How to extend Ping with Machine Learning (UEBA)

machine learning

The Preempt Platform extends Ping Federate to any network resource, even access to systems via Remote Desktop Protocol (RDP) without the use of additional agents on the endpoint or target servers. Preempt does this using risk modeling of both the user and the behavior via a Machine Learning (ML) model.

This compasses many kinds of data from multiple sources to create a risk score for each user in your identity management system. This risk-based score acts as a gating decision point for step-up identification via Ping, in a way that’s easier for users than a constant or absolute Challenge: Pass or Challenge: Fail.

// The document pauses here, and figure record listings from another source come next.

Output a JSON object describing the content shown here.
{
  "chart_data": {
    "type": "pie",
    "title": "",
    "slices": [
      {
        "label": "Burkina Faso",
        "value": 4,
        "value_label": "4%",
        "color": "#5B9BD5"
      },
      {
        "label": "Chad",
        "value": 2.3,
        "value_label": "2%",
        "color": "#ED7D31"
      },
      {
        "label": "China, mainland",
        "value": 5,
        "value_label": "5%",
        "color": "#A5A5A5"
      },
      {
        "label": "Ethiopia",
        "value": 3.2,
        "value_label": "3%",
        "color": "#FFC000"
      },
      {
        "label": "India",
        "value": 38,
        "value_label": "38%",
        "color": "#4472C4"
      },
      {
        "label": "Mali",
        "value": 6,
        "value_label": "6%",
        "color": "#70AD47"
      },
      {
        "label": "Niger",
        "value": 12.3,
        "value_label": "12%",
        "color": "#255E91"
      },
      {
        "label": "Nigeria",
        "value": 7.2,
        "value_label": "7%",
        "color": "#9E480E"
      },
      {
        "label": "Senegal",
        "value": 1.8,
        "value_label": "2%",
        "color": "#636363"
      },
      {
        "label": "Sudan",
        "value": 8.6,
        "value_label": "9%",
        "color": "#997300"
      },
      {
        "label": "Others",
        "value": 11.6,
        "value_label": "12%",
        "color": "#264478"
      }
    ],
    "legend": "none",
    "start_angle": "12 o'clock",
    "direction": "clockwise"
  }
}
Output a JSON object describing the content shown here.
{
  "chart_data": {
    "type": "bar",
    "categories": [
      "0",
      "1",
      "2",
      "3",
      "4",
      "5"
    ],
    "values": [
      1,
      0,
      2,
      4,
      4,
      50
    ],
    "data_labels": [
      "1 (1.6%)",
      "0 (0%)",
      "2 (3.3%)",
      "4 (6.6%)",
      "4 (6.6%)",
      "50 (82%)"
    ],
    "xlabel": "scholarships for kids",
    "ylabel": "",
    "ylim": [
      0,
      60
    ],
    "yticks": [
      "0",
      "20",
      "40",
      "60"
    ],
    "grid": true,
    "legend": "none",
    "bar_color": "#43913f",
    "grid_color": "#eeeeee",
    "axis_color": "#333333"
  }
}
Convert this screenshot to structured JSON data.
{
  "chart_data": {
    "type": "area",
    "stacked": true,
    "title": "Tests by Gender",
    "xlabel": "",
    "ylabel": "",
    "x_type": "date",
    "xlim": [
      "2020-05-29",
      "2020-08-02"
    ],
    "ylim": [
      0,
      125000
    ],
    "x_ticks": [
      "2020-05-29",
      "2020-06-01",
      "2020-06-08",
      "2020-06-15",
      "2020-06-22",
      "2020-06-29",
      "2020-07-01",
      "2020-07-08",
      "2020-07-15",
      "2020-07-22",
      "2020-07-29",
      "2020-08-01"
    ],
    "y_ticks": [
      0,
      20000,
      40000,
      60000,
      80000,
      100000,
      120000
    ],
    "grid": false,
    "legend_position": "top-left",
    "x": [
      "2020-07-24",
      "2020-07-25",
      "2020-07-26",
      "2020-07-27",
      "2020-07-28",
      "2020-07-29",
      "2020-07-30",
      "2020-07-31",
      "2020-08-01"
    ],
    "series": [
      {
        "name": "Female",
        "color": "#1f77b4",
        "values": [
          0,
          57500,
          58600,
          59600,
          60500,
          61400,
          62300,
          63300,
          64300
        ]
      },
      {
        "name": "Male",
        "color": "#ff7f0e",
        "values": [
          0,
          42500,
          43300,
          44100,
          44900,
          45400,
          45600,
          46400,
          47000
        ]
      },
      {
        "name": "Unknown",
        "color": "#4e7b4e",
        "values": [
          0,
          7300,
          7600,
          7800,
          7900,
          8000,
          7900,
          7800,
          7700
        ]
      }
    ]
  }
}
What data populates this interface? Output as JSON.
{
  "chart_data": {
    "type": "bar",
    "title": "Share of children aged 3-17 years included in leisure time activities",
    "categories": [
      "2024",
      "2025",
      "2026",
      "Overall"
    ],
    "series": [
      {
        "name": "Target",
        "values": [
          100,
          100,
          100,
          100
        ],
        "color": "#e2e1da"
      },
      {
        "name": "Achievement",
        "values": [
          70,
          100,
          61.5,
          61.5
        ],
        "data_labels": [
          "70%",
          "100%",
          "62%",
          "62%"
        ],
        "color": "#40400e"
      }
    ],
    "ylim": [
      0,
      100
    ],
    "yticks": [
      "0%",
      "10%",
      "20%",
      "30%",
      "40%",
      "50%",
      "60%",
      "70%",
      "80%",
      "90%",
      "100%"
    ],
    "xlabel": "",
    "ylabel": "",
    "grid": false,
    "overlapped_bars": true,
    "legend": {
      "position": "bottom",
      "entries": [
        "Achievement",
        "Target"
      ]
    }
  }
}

Let’s review a simple example of user access flow: An employee logs on from a new IP address in abnormal hours using a VPN – does this fact make them malicious? Obviously, without additional data set, it would be hard to decide. It could be an employee on vacation using his personal laptop to review emails. Or it could be malicious actors using stolen credentials obtained in a phishing attack to access the internal network. 

Ping Federate
PingFederate Conditional Access

To better answer the question, we need to collect context and compare the activity to the user baseline of activity. It is wise to compare this against their peers’ activity and ask do they suddenly behave in a similar manner that can indicate a legit change?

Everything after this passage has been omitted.